I'm trying to backtest a sports betting model that calculates probabilities based on last 5 games.
Here I have all the games from last season, but I'm having problems wrapping my mind around how I should approach this.
Each team is given a predetermined ranking id (1,2,3) that'll reflect whether the team is worse, even, or better than the current opponent :
1 Team is Worse 2 Team is Even 3 Team is Better
The model itself calculates:
Wins Losses Goals For Goals Against
These categories will give out points based on what category their opponent was that they won/lost to.
Example: Team A vs. Team B
- Team A is categorized worse than team B
- Team A gets 1,3 points for scoring a goal (1*1,3)
Example: Team A vs.

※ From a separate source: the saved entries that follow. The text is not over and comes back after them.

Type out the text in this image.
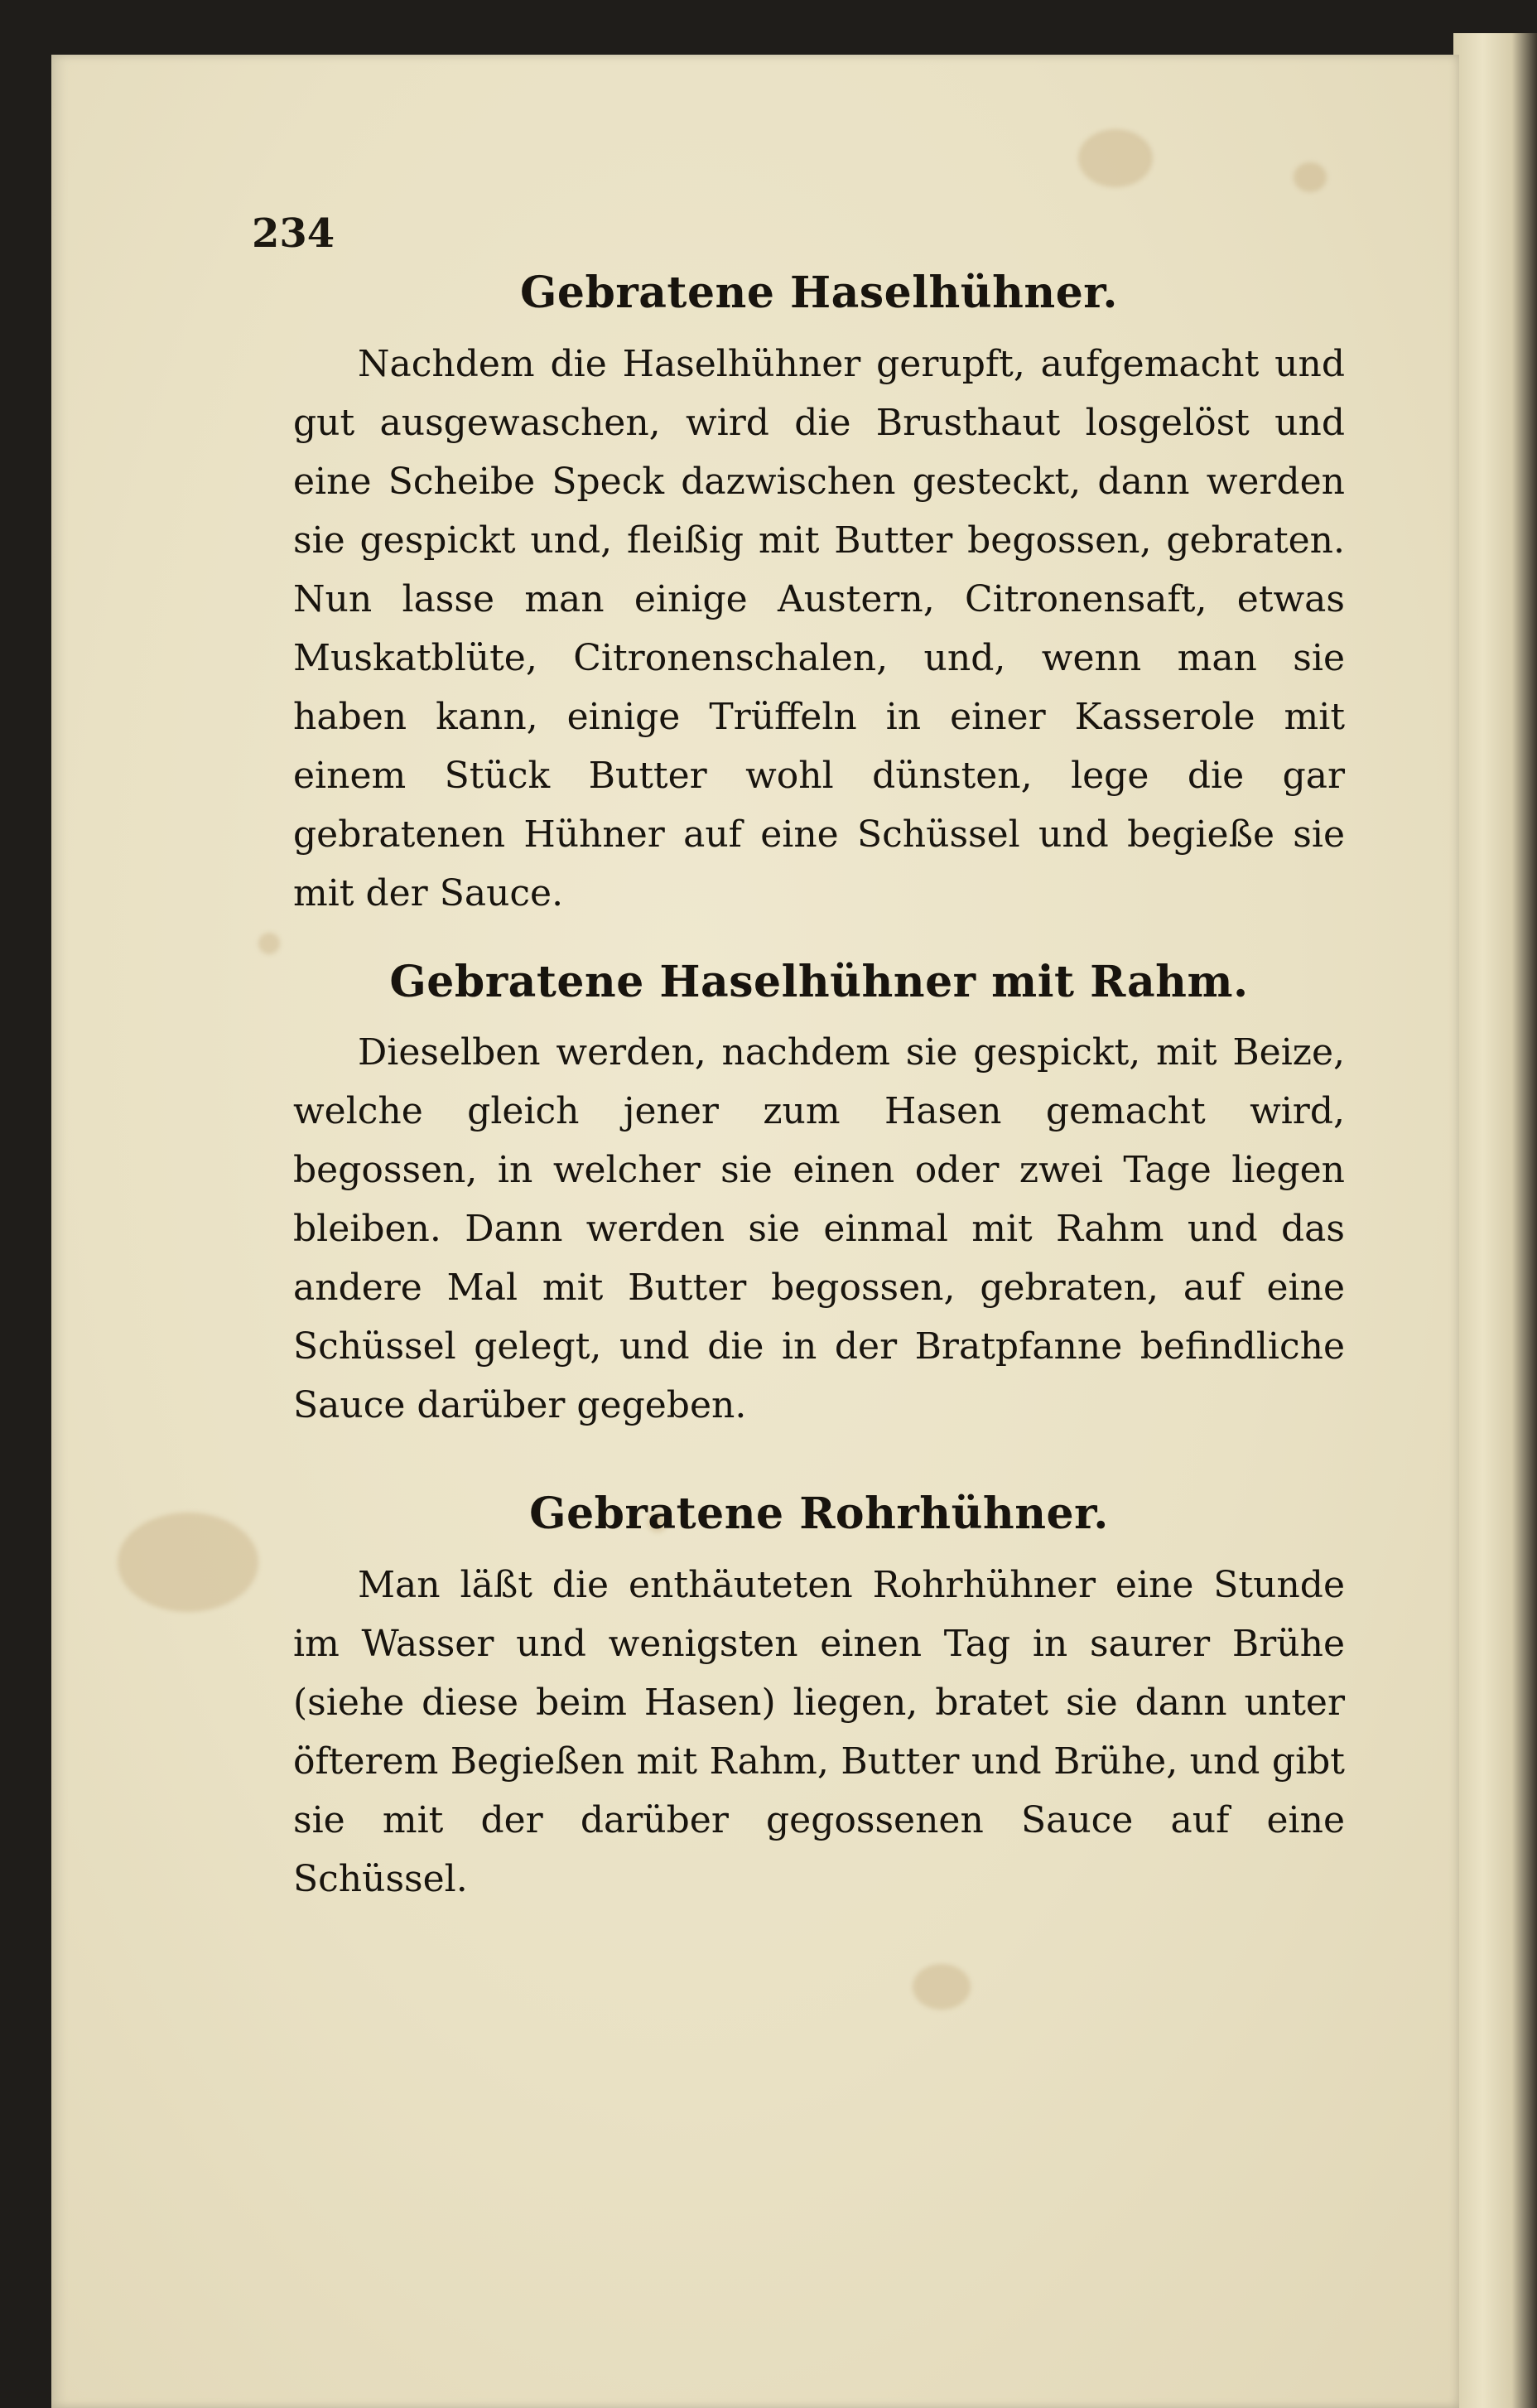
234

Gebratene Haselhühner.

Nachdem die Haselhühner gerupft, aufgemacht und gut ausgewaschen, wird die Brusthaut losgelöst und eine Scheibe Speck dazwischen gesteckt, dann werden sie gespickt und, fleißig mit Butter begossen, gebraten. Nun lasse man einige Austern, Citronensaft, etwas Muskatblüte, Citronenschalen, und, wenn man sie haben kann, einige Trüffeln in einer Kasserole mit einem Stück Butter wohl dünsten, lege die gar gebratenen Hühner auf eine Schüssel und begieße sie mit der Sauce.

Gebratene Haselhühner mit Rahm.

Dieselben werden, nachdem sie gespickt, mit Beize, welche gleich jener zum Hasen gemacht wird, begossen, in welcher sie einen oder zwei Tage liegen bleiben. Dann werden sie einmal mit Rahm und das andere Mal mit Butter begossen, gebraten, auf eine Schüssel gelegt, und die in der Bratpfanne befindliche Sauce darüber gegeben.

Gebratene Rohrhühner.

Man läßt die enthäuteten Rohrhühner eine Stunde im Wasser und wenigsten einen Tag in saurer Brühe (siehe diese beim Hasen) liegen, bratet sie dann unter öfterem Begießen mit Rahm, Butter und Brühe, und gibt sie mit der darüber gegossenen Sauce auf eine Schüssel.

Team B
- Team A is categorized better than Team B
- Team A gets 1 point for scoring a goal
Pseudo:
I can do this team by team basis, but I would need to iterate through their match history in 5 indexed rows at a time, and then counting the probabilities for the 6th match. Here's an example what indexed rows I'd need to calculate the probabilities for Team A's match number 6 and 7
To calculate match number 6, I need rows: 0,1,2,3,4
To calculate match number 7, I need rows: 1,2,3,4,5
....So basically last 5 matches needs to be accounted.